Mozilla’s search provider brouhaha has served to highlight the current dilemma of Firefox as a desktop browser. Mozilla has seen some success with its recent rapid-release development cycle, which so far has seen the company roll through Firefox 4, 5, 6, 7, and 8 in 2011 alone. The release strategy has been touted as a way to get major changes to the browser out the door sooner, including performance and memory usage improvements as well as new features like tab groups, location support, the ability to opt out of Web tracking, improved add-on management, and more.
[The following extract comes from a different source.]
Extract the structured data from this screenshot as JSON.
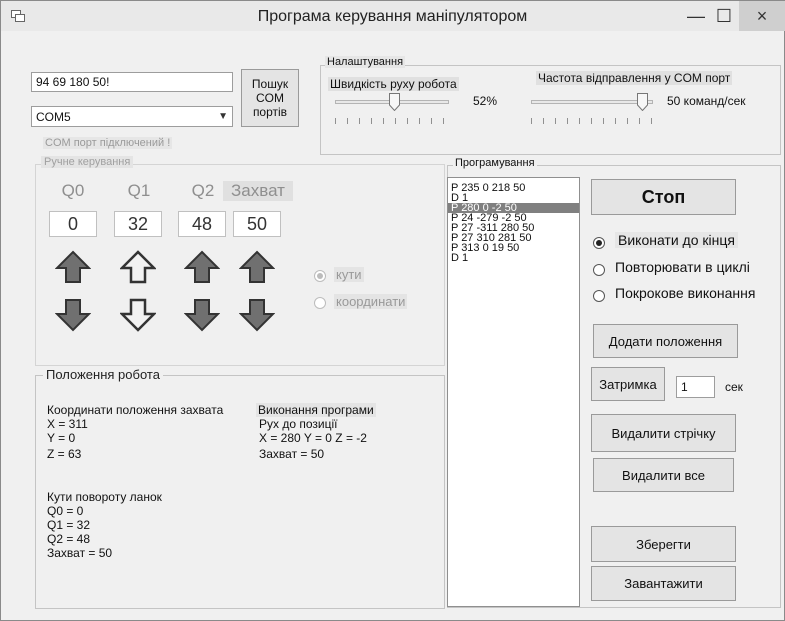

However, users have generally been underwhelmed and confused by the flurry of releases, especially since few bring high-profile new features that seem immediately useful. Instead, Firefox’s release schedule brings many users disruption and annoyance — and let’s not forget enterprise users who don’t want to be put in a position of having to test and certify new browser releases every six weeks. While Mozilla is trying to move die-hards off old versions of Firefox 3.6 — the last old-school release — it also left many people behind who can’t upgrade. For instance, while Firefox will run on Windows XP, it doesn’t run on anything older than Mac OS X 10.5, leaving users of older Macs out in the cold.
Firefox also faces another challenge in that it’s a desktop app… and a lot of the Web browsing world is moving off desktop and notebook computers. Firefox has been working on mobile versions of its browser, but so far it isn’t even a blip on the mobile browsing radar. According to Net Applications, Apple’s Safari browser is over 55 percent of the mobile browsing market, with Opera Mini as its nearest competitor at 20.09 percent and the Android browser coming in with a 16.36 percent share. Firefox and Mozilla browsers total up to less than 0.04 percent. So far, Firefox hasn’t shown any convincing strategy to move forward into the mobile world — and, ultimately, that may mean fewer people give Firefox much consideration on the desktop.